Macron follows in steps of Chirac in row with Israeli security
| AFP Photo


When French President Emmanuel Macron visited Jerusalem's Old City Wednesday, he also walked in the footsteps of one of his predecessors, Jacques Chirac, by engaging in a heated argument with Israeli security.

The altercation flared when Israeli police and domestic security agents pushed past the French detail and were first to enter the Church of Saint Anne, which is French territory under international treaties. The tense scene recalled a 1996 Jerusalem visit by late former President Chirac when he also had a testy exchange with Israeli security personnel who were urging him to move on.

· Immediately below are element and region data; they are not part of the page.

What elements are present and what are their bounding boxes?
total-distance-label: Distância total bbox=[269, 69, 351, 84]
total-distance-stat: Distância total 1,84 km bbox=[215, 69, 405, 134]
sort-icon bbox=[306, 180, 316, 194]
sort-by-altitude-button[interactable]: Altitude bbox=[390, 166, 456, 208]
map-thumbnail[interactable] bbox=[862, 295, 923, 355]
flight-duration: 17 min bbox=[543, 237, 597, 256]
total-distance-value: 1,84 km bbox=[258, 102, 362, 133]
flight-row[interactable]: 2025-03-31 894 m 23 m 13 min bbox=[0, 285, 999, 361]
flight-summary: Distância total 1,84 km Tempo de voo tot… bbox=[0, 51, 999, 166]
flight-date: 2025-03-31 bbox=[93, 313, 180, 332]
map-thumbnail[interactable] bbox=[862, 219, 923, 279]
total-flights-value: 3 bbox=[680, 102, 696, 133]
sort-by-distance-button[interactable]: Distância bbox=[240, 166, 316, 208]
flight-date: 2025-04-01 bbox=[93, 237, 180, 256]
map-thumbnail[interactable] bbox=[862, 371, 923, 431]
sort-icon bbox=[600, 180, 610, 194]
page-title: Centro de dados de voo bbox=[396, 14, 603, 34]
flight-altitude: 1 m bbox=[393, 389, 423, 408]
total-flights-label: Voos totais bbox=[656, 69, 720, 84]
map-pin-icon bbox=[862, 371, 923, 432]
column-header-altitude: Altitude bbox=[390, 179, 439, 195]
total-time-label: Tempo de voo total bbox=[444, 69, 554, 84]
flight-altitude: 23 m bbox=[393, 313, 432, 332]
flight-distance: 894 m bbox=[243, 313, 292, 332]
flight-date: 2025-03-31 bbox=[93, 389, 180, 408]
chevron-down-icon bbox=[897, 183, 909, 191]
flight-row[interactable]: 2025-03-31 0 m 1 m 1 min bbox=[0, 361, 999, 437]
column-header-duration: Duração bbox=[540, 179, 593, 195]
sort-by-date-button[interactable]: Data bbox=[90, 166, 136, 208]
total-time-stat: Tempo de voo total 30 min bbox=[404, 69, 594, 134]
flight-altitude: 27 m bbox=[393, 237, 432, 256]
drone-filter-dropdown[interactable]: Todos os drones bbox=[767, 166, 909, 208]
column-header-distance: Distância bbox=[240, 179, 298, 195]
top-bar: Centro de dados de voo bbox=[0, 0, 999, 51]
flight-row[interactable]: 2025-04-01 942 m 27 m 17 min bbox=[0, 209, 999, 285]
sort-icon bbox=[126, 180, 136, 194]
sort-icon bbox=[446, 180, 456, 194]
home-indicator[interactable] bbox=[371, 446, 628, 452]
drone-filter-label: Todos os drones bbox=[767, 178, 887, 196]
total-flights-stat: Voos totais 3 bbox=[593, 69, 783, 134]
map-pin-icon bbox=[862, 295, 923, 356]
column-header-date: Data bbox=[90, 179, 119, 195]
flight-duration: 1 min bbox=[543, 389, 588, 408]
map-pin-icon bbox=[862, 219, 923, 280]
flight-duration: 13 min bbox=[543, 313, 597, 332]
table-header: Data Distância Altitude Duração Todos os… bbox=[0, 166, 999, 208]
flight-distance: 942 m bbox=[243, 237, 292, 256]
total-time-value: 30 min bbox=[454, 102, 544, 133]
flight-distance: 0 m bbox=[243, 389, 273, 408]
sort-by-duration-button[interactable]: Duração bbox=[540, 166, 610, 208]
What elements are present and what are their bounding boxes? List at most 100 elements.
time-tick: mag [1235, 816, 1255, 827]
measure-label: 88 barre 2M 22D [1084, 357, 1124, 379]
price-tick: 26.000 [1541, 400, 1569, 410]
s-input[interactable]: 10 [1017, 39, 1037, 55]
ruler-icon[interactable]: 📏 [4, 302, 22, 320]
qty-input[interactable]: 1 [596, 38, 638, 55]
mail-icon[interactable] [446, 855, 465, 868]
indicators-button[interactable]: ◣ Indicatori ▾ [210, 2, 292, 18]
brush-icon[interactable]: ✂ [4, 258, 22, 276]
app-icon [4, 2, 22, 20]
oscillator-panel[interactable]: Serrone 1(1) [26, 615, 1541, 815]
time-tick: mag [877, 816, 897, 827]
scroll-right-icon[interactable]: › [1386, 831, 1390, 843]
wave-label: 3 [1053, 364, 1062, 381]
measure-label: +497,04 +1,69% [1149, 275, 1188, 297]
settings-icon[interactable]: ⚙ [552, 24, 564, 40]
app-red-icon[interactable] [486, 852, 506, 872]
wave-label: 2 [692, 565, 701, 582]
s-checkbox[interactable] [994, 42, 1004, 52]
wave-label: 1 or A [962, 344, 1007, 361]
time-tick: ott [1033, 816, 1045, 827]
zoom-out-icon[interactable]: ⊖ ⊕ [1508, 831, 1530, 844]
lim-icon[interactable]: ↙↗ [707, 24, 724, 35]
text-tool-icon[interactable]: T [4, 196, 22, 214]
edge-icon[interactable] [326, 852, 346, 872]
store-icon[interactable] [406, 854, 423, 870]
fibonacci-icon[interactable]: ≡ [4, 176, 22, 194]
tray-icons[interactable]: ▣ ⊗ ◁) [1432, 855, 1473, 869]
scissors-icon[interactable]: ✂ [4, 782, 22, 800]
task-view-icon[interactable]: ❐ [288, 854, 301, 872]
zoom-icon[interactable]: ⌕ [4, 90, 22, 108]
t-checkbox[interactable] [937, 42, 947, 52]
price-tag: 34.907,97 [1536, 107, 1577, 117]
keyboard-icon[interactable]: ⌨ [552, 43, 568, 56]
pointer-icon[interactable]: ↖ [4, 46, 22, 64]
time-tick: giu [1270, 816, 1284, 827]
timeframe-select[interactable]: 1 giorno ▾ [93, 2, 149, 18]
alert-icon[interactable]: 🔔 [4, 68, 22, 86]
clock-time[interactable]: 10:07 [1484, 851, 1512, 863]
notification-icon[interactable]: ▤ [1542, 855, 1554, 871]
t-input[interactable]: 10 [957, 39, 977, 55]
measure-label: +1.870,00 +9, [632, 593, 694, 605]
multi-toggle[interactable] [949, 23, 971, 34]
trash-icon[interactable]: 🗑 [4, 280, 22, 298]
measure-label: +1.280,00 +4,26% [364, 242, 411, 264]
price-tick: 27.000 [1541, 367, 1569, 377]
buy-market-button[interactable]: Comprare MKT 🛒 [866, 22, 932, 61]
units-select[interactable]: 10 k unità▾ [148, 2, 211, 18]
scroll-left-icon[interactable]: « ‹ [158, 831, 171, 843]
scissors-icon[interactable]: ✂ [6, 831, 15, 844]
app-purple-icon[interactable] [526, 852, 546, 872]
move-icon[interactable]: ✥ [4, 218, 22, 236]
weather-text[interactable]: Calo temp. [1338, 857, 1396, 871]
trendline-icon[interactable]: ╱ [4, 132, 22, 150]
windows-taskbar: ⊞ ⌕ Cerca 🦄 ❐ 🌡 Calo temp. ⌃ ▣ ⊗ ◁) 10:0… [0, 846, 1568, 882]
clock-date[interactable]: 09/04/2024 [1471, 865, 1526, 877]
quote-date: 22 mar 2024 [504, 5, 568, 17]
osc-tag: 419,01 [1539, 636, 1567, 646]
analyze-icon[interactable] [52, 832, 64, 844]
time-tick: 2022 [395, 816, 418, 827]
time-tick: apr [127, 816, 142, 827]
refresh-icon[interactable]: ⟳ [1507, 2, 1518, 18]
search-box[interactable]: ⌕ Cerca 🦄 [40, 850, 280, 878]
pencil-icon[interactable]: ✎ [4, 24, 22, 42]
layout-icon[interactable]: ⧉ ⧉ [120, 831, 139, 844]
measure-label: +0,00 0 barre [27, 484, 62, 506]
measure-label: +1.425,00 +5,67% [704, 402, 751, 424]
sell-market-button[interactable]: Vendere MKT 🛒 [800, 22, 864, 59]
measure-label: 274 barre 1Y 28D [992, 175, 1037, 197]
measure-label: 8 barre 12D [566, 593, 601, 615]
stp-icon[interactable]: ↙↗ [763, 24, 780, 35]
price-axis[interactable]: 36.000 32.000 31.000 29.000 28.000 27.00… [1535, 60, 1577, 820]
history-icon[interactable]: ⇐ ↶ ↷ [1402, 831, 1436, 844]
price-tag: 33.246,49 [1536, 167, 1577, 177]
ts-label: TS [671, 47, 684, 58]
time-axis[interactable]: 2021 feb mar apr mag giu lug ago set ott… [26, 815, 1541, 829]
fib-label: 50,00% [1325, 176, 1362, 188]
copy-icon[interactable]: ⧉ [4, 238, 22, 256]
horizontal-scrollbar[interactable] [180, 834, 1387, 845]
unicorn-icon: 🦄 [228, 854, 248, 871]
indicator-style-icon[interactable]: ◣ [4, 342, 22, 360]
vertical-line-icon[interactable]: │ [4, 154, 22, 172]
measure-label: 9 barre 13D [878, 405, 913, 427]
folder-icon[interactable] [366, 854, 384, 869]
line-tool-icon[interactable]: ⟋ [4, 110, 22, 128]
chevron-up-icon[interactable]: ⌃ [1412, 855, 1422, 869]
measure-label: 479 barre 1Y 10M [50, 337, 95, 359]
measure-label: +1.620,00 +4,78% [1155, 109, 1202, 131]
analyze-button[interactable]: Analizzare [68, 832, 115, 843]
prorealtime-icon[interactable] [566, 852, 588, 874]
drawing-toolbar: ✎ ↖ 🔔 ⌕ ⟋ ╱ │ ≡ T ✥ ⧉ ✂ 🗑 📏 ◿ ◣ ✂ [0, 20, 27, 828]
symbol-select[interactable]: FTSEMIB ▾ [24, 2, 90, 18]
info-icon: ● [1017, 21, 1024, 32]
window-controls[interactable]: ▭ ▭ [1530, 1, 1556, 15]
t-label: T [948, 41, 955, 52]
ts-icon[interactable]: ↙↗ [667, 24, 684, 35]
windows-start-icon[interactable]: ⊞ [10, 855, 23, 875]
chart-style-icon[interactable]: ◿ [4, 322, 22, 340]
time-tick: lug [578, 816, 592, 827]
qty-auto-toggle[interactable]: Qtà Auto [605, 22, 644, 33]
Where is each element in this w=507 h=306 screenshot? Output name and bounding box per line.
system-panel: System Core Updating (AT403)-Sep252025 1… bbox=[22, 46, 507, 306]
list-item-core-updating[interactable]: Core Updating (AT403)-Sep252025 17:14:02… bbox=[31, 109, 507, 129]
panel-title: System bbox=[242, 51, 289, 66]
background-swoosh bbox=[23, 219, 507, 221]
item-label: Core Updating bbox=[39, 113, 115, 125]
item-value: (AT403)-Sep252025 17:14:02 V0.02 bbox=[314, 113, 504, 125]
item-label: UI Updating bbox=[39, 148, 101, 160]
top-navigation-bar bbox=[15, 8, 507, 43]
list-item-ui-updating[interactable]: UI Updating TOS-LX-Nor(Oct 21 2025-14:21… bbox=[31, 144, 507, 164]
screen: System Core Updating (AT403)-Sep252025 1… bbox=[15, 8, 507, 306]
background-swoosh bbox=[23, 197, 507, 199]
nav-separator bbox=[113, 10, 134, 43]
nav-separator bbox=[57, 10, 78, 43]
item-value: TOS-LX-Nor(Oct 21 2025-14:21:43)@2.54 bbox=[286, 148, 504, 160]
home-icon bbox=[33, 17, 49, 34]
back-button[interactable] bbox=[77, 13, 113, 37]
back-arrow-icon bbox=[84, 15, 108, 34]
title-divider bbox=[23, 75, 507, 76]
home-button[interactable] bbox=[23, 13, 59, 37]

The visit is seen as a symbolic stop underscoring France's historical influence in the region. For Macron, it is also an opportunity to follow in the steps of previous French leaders in visiting one of the four sites owned by France since the Ottoman era in the 19th century and which remain in French hands through international treaties. The French tricolor has flown over the Church of St. Anne in Jerusalem's walled Old City since it was gifted by the Ottomans to French Emperor Napoleon III in 1856. France views it as a provocation when Israeli police enter the church's sandstone complex, in a part of Jerusalem captured and annexed by Israel in the 1967 Middle East war.

Amid his reluctance to get involved in the Israeli-Palestinian conflict, Macron last week played down any real prospect of renewing French efforts to push the peace process, stalled since 2014, saying it was not for him to dictate to either side. "I am not going to come saying 'this is a peace plan' because it would only fail," he told reporters on Jan. 15. "I'm going to speak to the actors, see what the conditions are. France always has a role to play, and I don't think we're absent from the debates in the region."